Due giovani come tanti
Cristiano ha 29 anni. È originario di Casteggio (PV) e laureato in giurisprudenza. Danila è calabrese, trasferita a Milano e laureata in economia e commercio. Da anni erano impegnati nel volontariato, dedicavano il loro tempo libero a bambini, anziani, disabili e malati; tant’è vero che si erano conosciuti a Lourdes.
Pian piano in loro si era fatta strada l’idea di fare qualcosa di più, di impegnare la loro vita per aiutare gli altri. Così hanno inviato i loro curriculum a diverse associazioni che si interessano ai bambini. L’AiBi, l’associazione Amici dei Bambini, è stata una delle prime a rispondere.
Partono per Belém
Quando l’AiBi ha selezionato Cristiano, Danila ha deciso di seguirlo. Si sono licenziati e sposati, per poter partire insieme. Hanno partecipato a un tirocinio di tre mesi - lui a Bucarest e lei a Sarajevo - e dopo un periodo di lavoro nella sede di Melegnano, sono partiti come cooperanti (pensano che la parola “missionari” sia troppo impegnativa!).

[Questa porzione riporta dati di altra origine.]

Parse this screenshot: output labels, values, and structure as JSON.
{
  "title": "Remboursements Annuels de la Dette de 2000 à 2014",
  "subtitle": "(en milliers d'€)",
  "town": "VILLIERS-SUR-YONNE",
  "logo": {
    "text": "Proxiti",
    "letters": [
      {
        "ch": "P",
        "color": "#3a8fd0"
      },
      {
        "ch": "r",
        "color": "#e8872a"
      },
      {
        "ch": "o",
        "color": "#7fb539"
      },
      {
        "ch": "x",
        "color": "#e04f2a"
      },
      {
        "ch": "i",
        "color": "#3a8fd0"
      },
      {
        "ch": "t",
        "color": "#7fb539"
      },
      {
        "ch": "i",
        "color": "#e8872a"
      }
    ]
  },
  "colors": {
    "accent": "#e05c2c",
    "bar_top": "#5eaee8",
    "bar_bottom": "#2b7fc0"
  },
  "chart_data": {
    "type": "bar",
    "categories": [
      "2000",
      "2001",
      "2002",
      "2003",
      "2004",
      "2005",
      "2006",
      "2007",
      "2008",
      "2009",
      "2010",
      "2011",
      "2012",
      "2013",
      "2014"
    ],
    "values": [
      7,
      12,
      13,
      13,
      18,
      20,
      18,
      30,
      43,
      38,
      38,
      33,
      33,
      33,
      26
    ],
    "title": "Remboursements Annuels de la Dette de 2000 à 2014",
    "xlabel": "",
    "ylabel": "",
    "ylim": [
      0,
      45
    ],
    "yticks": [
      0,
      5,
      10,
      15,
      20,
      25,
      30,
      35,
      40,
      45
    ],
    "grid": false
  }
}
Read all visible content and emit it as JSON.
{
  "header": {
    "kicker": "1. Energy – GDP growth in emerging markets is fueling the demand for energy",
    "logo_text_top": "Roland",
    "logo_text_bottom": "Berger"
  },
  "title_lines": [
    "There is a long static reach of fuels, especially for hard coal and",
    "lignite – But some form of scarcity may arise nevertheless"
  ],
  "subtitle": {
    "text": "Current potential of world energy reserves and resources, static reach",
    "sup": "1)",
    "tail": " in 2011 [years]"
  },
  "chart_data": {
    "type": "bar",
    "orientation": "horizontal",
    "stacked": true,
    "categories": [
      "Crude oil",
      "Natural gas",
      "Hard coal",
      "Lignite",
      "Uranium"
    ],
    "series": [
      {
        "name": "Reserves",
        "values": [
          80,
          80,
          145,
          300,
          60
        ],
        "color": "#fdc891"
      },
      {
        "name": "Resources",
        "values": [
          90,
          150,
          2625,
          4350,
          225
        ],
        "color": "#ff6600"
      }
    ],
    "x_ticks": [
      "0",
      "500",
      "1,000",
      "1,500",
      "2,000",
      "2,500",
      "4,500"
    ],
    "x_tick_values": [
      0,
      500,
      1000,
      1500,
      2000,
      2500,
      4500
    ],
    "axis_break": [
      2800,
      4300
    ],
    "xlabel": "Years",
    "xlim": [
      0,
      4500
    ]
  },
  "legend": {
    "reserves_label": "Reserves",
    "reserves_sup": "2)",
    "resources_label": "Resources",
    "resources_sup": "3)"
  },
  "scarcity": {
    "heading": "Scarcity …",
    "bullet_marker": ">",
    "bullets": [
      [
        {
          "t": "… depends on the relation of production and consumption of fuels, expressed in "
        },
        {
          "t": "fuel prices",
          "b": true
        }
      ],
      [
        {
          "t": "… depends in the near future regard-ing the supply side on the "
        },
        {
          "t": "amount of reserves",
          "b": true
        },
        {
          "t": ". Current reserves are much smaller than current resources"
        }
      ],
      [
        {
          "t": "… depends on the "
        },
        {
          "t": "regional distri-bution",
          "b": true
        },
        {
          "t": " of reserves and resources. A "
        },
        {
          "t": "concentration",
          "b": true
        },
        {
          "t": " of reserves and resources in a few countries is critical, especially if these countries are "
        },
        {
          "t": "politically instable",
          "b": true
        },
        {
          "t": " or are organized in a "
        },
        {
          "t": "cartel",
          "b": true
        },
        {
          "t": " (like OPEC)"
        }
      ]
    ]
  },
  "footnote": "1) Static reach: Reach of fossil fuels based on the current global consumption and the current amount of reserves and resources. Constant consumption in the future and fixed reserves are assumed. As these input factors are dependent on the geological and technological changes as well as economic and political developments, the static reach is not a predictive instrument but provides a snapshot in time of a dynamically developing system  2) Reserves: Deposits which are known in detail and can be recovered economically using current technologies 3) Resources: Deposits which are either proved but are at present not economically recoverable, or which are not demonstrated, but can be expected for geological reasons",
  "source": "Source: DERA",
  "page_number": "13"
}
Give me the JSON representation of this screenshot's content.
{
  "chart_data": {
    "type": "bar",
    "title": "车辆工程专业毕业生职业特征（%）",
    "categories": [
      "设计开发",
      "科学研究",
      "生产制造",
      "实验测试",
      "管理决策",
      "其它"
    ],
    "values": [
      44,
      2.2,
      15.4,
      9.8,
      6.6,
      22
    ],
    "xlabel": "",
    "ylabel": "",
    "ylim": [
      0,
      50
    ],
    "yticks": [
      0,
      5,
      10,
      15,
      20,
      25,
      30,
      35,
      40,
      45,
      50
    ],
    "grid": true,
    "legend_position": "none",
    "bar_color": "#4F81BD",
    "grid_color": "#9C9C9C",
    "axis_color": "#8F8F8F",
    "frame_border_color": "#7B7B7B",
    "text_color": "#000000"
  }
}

Dal dicembre del 2002 sono a Belém. A loro è affidato il compito di coordinare il personale locale con l’aiuto di un’associazione del luogo. L’AiBi, infatti, nei suoi progetti e attività, si appoggia alle associazioni locali per entrare meglio nel contesto sociale e culturale. E quando queste associazioni diventano abbastanza autonome, lascia a loro la gestione delle attività.
Una casa quasi normale
Arrivati a Belém, Cristiano e Danila abitavano in una casa dove c’erano troppi animali: entravano topi, rane e insetti di ogni genere. Ora abitano in una casa normale, quasi occidentale, nel senso che è in muratura. È vicina all’ufficio e la strada che passa davanti casa è asfaltata.
L’ufficio è una struttura dove assistono i bambini lavoratori. In un altro quartiere, su un pezzo di terreno sono state costruite due case per le varie attività, una piscina ristrutturata e due gazebo dove lavorano quando la stagione lo permette.
Bambini lavoratori e abbandonati
Non è possibile descrivere una loro giornata tipo. Ogni giorno è diverso. Comunque, dedicano la maggior parte del loro tempo nel cercare di prevenire l’abbandono dei bambini. Gestiscono un grande centro, con più di 140 bambini e giovani dai 7 ai 21 anni, in una comunità vicina a Belèm.
In altri due quartieri della città, Cristiano e Danila lavorano con tutti i bambini che incontrano per strada. Sono meccanici di biciclette, facchini per i supermercati, venditori di ghiaccioli… tanti piccoli lavori che spesso rappresentano per loro l’unica fonte di sostentamento.
Poi ci sono i bambini che sono già stati abbandonati. Questi spesso sono affidati ai tribunali o agli istituti minorili. Bisogna aiutarli, e non soltanto economicamente. Cerchiamo di rintracciare le loro famiglie; di sostenere le famiglie affinché possano prendersi cura dei propri figli. In Brasile la miseria è un problema grave e penoso per tante famiglie e per i loro bambini.